Intossicazione da tonno avariato, 150 casi in Spagna: ecco come riconoscerlo

18 maggio 2017 ore 15:36, Americo Mascarucci
Dalla Spagna è allarme per il consumo di tonno avariato. Il Ministero della Sanità spagnola ha deciso di ritirare dal commercio il tonno prodotto da una nota società dopo che decine di persone era risultate intossicate. In alcuni lotti distribuiti anche in Italia, Germania e Portogallo, è stata individuata la presenza di istamina. In Spagna ci sarebbero circa 105 persone intossicate da quella che è stata ribattezzata sindrome sgombroide.
Intossicazione da tonno avariato, 150 casi in Spagna: ecco come riconoscerlo

RISCHI DEL TONNO  - Anche nel tonno ci sono parti piu' o meno pregiate, ma questa informazione non sarebbe riportata nell'etichetta della maggior parte dei prodotti. La parte piu' pregiata sarebbe quella ventrale, detta ventresca, poi quella dorsale, chiamata tonnina, e quella caudale e pinnale, indicata come busonaglia. Il tonno dovrebbe essere a trance intere perchè quello sminuzzato potrebbe provenire da rimanenze di lavorazione. Per l'acquisto del tonno in scatola sarebbe sempre opportuno controllare che in etichetta siano riportate le seguenti qualità:
Tonno rosso, Ventresca, Olio extra vergine d' oliva, Trance intere.
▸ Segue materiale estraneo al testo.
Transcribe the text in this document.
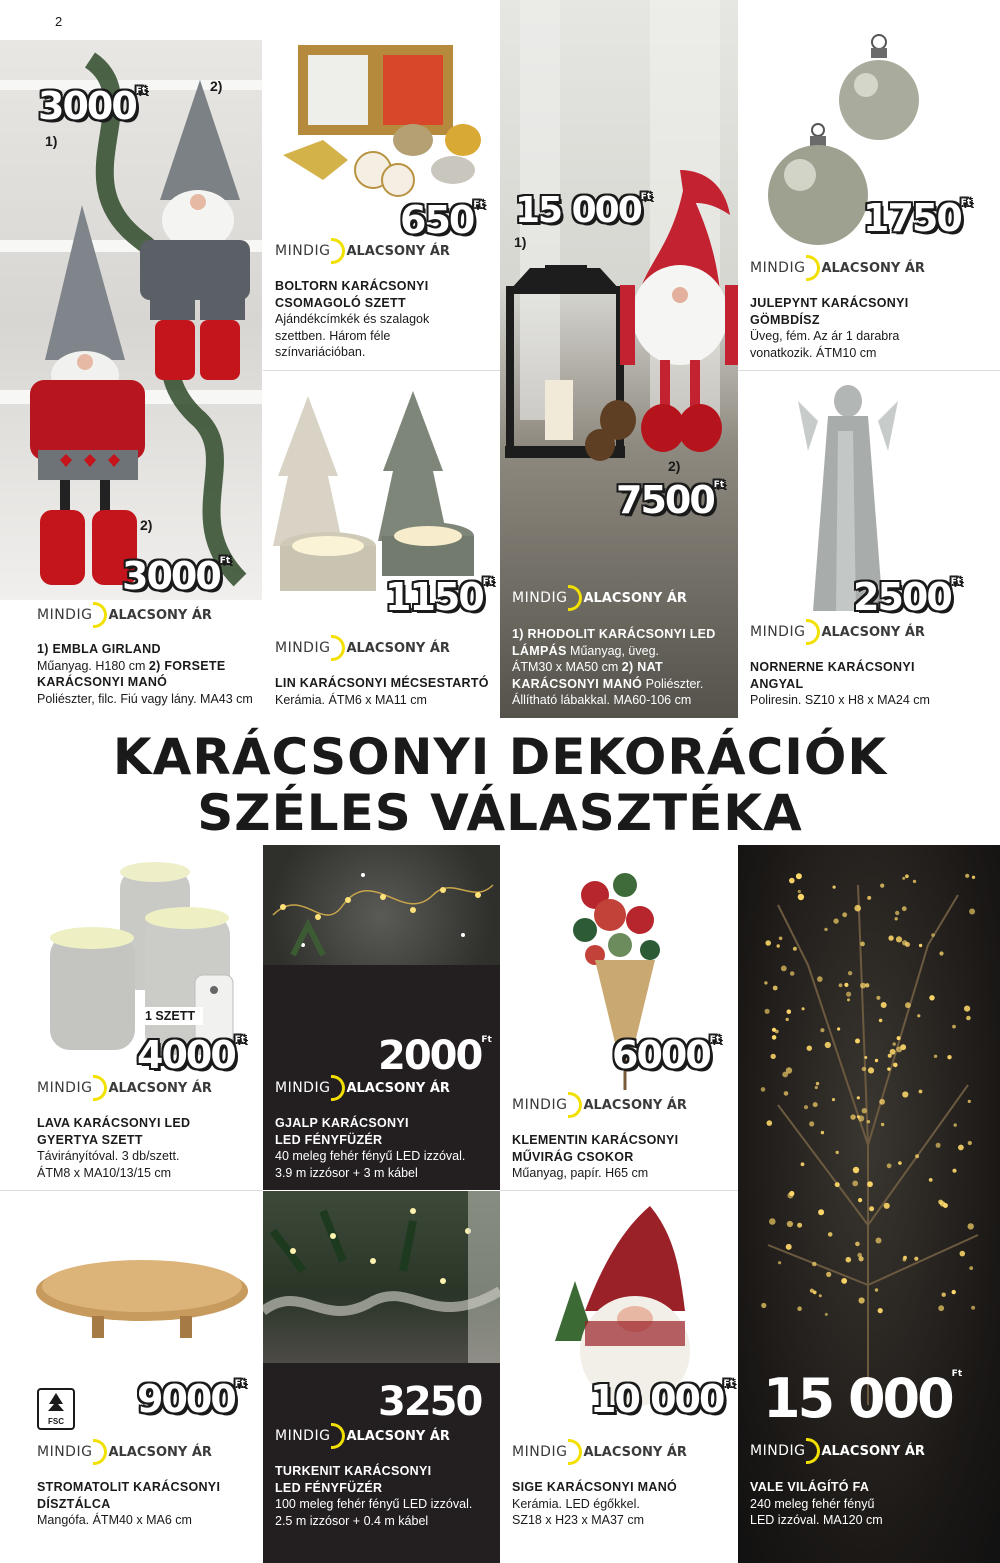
2
$3000^{Ft}$
1)
2)
2)
$3000^{Ft}$
MINDIG ALACSONY ÁR
1) EMBLA GIRLAND
Műanyag. H180 cm 2) FORSETE
KARÁCSONYI MANÓ
Poliészter, filc. Fiú vagy lány. MA43 cm
$650^{Ft}$
MINDIG ALACSONY ÁR
BOLTORN KARÁCSONYI
CSOMAGOLÓ SZETT
Ajándékcímkék és szalagok
szettben. Három féle
színvariációban.
15 $000^{Ft}$
1)
2)
$7500^{Ft}$
MINDIG ALACSONY ÁR
1) RHODOLIT KARÁCSONYI LED
LÁMPÁS Műanyag, üveg.
ÁTM30 x MA50 cm 2) NAT
KARÁCSONYI MANÓ Poliészter.
Állítható lábakkal. MA60-106 cm
$1750^{Ft}$
MINDIG ALACSONY ÁR
JULEPYNT KARÁCSONYI
GÖMBDÍSZ
Üveg, fém. Az ár 1 darabra
vonatkozik. ÁTM10 cm
$1150^{Ft}$
MINDIG ALACSONY ÁR
LIN KARÁCSONYI MÉCSESTARTÓ
Kerámia. ÁTM6 x MA11 cm
$2500^{Ft}$
MINDIG ALACSONY ÁR
NORNERNE KARÁCSONYI
ANGYAL
Poliresin. SZ10 x H8 x MA24 cm
KARÁCSONYI DEKORÁCIÓK
SZÉLES VÁLASZTÉKA
1 SZETT
$4000^{Ft}$
MINDIG ALACSONY ÁR
LAVA KARÁCSONYI LED
GYERTYA SZETT
Távirányítóval. 3 db/szett.
ÁTM8 x MA10/13/15 cm
$2000^{Ft}$
MINDIG ALACSONY ÁR
GJALP KARÁCSONYI
LED FÉNYFÜZÉR
40 meleg fehér fényű LED izzóval.
3.9 m izzósor + 3 m kábel
$6000^{Ft}$
MINDIG ALACSONY ÁR
KLEMENTIN KARÁCSONYI
MŰVIRÁG CSOKOR
Műanyag, papír. H65 cm
15 $000^{Ft}$
MINDIG ALACSONY ÁR
VALE VILÁGÍTÓ FA
240 meleg fehér fényű
LED izzóval. MA120 cm
FSC
$9000^{Ft}$
MINDIG ALACSONY ÁR
STROMATOLIT KARÁCSONYI
DÍSZTÁLCA
Mangófa. ÁTM40 x MA6 cm
3250
MINDIG ALACSONY ÁR
TURKENIT KARÁCSONYI
LED FÉNYFÜZÉR
100 meleg fehér fényű LED izzóval.
2.5 m izzósor + 0.4 m kábel
10 $000^{Ft}$
MINDIG ALACSONY ÁR
SIGE KARÁCSONYI MANÓ
Kerámia. LED égőkkel.
SZ18 x H23 x MA37 cm
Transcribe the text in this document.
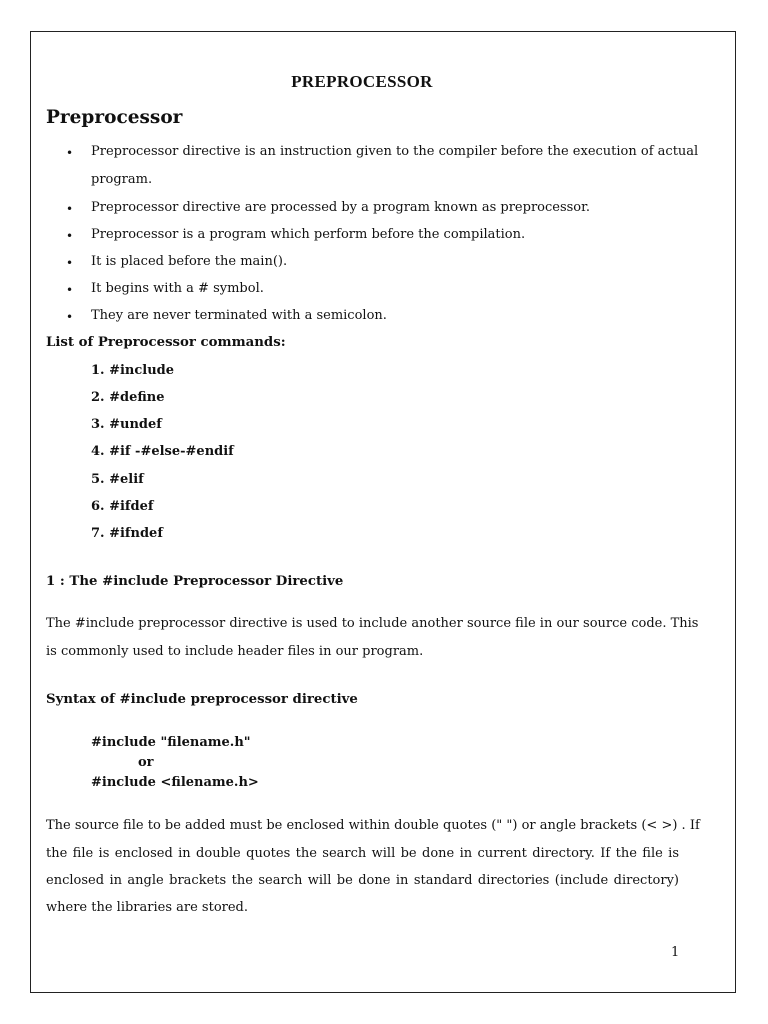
PREPROCESSOR
Preprocessor
• Preprocessor directive is an instruction given to the compiler before the execution of actual
program.
• Preprocessor directive are processed by a program known as preprocessor.
• Preprocessor is a program which perform before the compilation.
• It is placed before the main().
• It begins with a # symbol.
• They are never terminated with a semicolon.
List of Preprocessor commands:
1. #include
2. #define
3. #undef
4. #if -#else-#endif
5. #elif
6. #ifdef
7. #ifndef
1 : The #include Preprocessor Directive
The #include preprocessor directive is used to include another source file in our source code. This
is commonly used to include header files in our program.
Syntax of #include preprocessor directive
#include "filename.h"
or
#include <filename.h>
The source file to be added must be enclosed within double quotes (" ") or angle brackets (< >) . If
the file is enclosed in double quotes the search will be done in current directory. If the file is
enclosed in angle brackets the search will be done in standard directories (include directory)
where the libraries are stored.
1
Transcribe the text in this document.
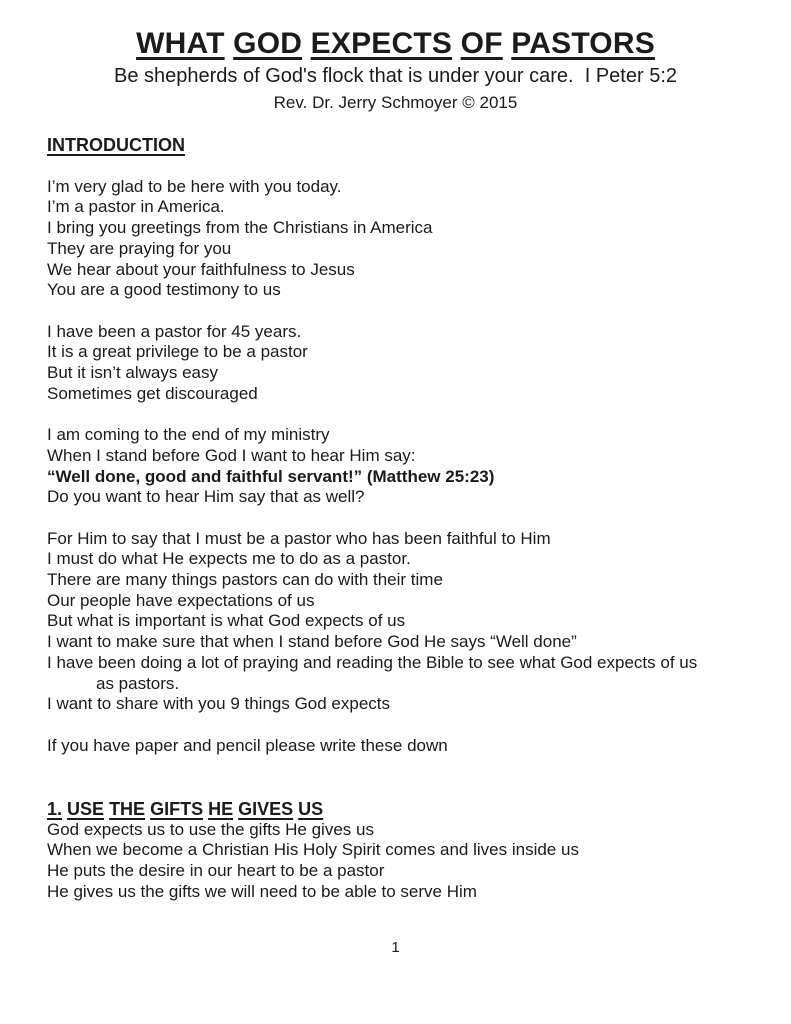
WHAT GOD EXPECTS OF PASTORS
Be shepherds of God's flock that is under your care.  I Peter 5:2
Rev. Dr. Jerry Schmoyer © 2015
INTRODUCTION
I’m very glad to be here with you today.
I’m a pastor in America.
I bring you greetings from the Christians in America
They are praying for you
We hear about your faithfulness to Jesus
You are a good testimony to us
I have been a pastor for 45 years.
It is a great privilege to be a pastor
But it isn’t always easy
Sometimes get discouraged
I am coming to the end of my ministry
When I stand before God I want to hear Him say:
“Well done, good and faithful servant!” (Matthew 25:23)
Do you want to hear Him say that as well?
For Him to say that I must be a pastor who has been faithful to Him
I must do what He expects me to do as a pastor.
There are many things pastors can do with their time
Our people have expectations of us
But what is important is what God expects of us
I want to make sure that when I stand before God He says “Well done”
I have been doing a lot of praying and reading the Bible to see what God expects of us
as pastors.
I want to share with you 9 things God expects
If you have paper and pencil please write these down
1. USE THE GIFTS HE GIVES US
God expects us to use the gifts He gives us
When we become a Christian His Holy Spirit comes and lives inside us
He puts the desire in our heart to be a pastor
He gives us the gifts we will need to be able to serve Him
1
CONSIGLI DEGLI ESPERTI - Non è facile individuare il tonno avariato da quello fresco, quindi per gli esperti è necessario giocare tutto sulla prevenzione. Per prevenire i rischi di una possibile intossicazione gli esperti consigliano di “consumare il tonno il giorno stesso dell'acquisto, da effettuare solo dal proprio pescivendolo di fiducia. Evitare assolutamente le tipiche bancarelle improvvisate dove i pesci si presentano in pessime condizioni igieniche. Anche queste possono determinare la formazione di istamina nel pescato".

SINTOMI - La sindrome sgombroide provoca nelle persone una eccesso di questa sostanza naturalmente prodotta dall’organismo, dando il via allo sviluppo di una serie di sintomi talvolta così gravi, nelle persone più sensibili, da richiedere il ricovero in ospedale.  La sintomatologia dell’intossicazione alimentare da tonno ed altri pesci causata da istamina è molto simile a quella di una vera e propria allergia alimentare: prurito, eritema, tachicardia, diarrea, sensazione di soffocamento.
Al contrario i sintomi provocati dall’intossicazione alimentare causate da ciguatossina sono essenzialmente di tipo neurologico. Possiamo imbatterci in parestesie, formicolii, prurito,difficoltà a deglutire, contrazioni muscolari involontarie di piccola entità, ma anche in sintomatologia più grave come la perdita della coordinazione muscolare, vista offuscata e convulsioni.

LE CAUSE - A differenza di molti tipi di intossicazione alimentare, questa forma non è prodotta da un organismo o da un virus. L'istidina è presente in natura in molti tipi di pesce e a temperature superiori ai 16 °C (60 °F) a contatto con l'aria essa viene convertita nell'ammina biogenica istamina ad opera dell'enzima istidina decarbossilasi, prodotto dal batterio Morganella morganii (questo è uno dei motivi per cui il pesce va immagazzinato sempre a basse temperature).
L'istamina non viene distrutta dalle normali temperature di cottura, di conseguenza il pesce mal conservato o lavorato anche se adeguatamente cotto può contenere istamina che provoca la sindrome.
L'istamina è un mediatore chimico delle reazioni allergiche, i sintomi che determina sono quelli che ci si hanno in corso di gravi reazioni allergiche. I batteri producono elevati livelli di istamina grazie all'enzima istidina decarbossilasi, infatti questi batteri metabolizzano così l'aminoacido istidina normalmente presente nelle proteine muscolari.
Il congelamento, la cottura, l'affumicatura, la conservazione e/o l'inscatolamento non distruggono le potenziali tossine.